Selon le programme du chef de l’Etat, l’accent est mis sur la valorisation du capital humain, est-ce que vous sentez cette valorisation ?

Est-ce que je sens ? Je sais pas. De toute façon je sais que j’ai ma contribution à apporter à la construction. Chacun doit apporter sa contribution. Je ne suis pas celui- là qui est dans son coin à porter seulement des critiques, je pose aussi des actions. Si nos gouvernants ne peuvent pas faire quelque chose pour nous, il nous appartient à nous de faire quelque chose pour nous- mêmes. Il fait ses propositions, il fait ce qu’il a à faire mais moi je n’attendrai pas qu’on vienne me dire Sams’K le Jah il faut faire ci il faut faire ça, non. Je prends sur moi d’organiser des camps de reboisement, des séances de projection- débat avec des jeunes pour leur proposer d’autres façons de voir les choses, d’organiser des concerts, tout ça dans le but de sensibiliser les jeunes sur la possibilité d’arriver à un monde meilleur. Il faut juste qu’on s’organise et qu’on arrive à imposer notre vision de la démocratie c’est ça le plus important.

Qui est l’idole de Sams’K le Jah ?

L’idole de Sams’K le Jah c’est Dieu. C’est tout.

Quelle est votre situation matrimoniale ?

Parce que je suis à la mairie ou à la police ou quoi ?

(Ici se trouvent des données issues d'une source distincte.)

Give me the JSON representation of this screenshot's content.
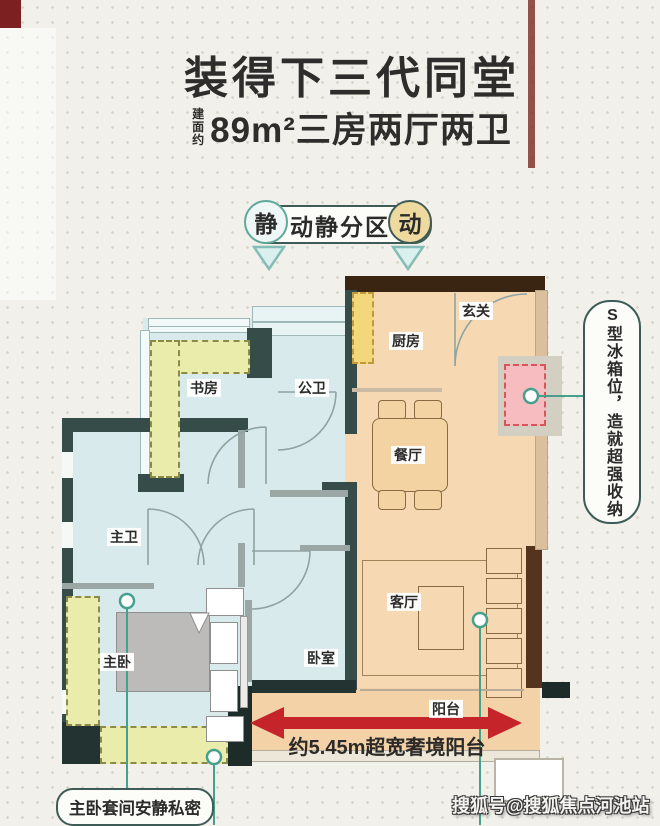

On veut vous découvrir davantage

Je suis un homme, point.

Et comment vous concevez le mariage ?

Le mariage, chacun se fait sa conception du mariage. Le plus important c’est d’être à deux et se dire qu’on a quelque chose à construire. Parce qu’aujourd’hui quand on parle de mariage on voit toute suite un homme et une femme qui vont signer des papiers à la mairie et l’instant d’après chacun achète des gants et puis on monte un ring de boxe à la maison et tous les soirs on se boxe. Le mariage n’aura son importance que s’il y a une vision assez claire des choses entre l’homme et la femme. Que chacun sache le rôle qu’il a à jouer et la complémentarité qu’il a à apporter à l’autre. Mais quand on doit se marier juste pour faire plaisir à la société je pense que ce n’est pas la peine. On a dit que qui se ressemble s’assemble, et quand on se marie c’est pour regarder dans la même direction. La difficulté aujourd’hui c’est qu’on n’a pas trop de chance à ce niveau là, je parle des jeunes. Moi particulièrement j’ai pas eu trop de chance avec les femmes. Les femmes n’aiment pas les hommes engagés, les hommes trop militants parce qu’ils prennent trop de risques ; et quand tu es très connu un peu partout tu peux plus dire bonjour à une fille, une autre fille ne peux plus t’appeler parce que toute suite on te met la pression, c’est qui ? Il n’y a pas de confiance, or ma vie ne peut pas être une prison. Moi- même je refuse que ma vie soit une prison, alors je pense pas qu’une femme viendra faire de ma vie une prison. Pour moi le mariage est une chose très noble qu’il faut respecter et tant qu’on n’est pas sûr d’avoir compris le mariage, il ne faut pas s’y engager.

Un mot de fin

Je vous dis merci et merci à tous ceux qui ont des vibrations positives pour Sams’K le Jah, qui me soutiennent surtout à l’université. Je comprends la lutte des étudiants, je comprends leur situation mais ils doivent refuser cette situation, et pour refuser cette situation il faut qu’ils s’organisent et il faut qu’ils luttent de façon objective pour poser les vrais problèmes auxquels ils ont à faire face. Il y a plein d’intelligence à l’université, c’est le centre de réflexion. Il ya plein d’intelligences qui peuvent proposer des choses intelligentes. Il faut aussi apprendre à développer d’autres stratégies c’est- à- dire des plans B pour pouvoir sortir de la galère. Il faut développer des stratégies pour pouvoir contrer certaines réalités ou les contourner.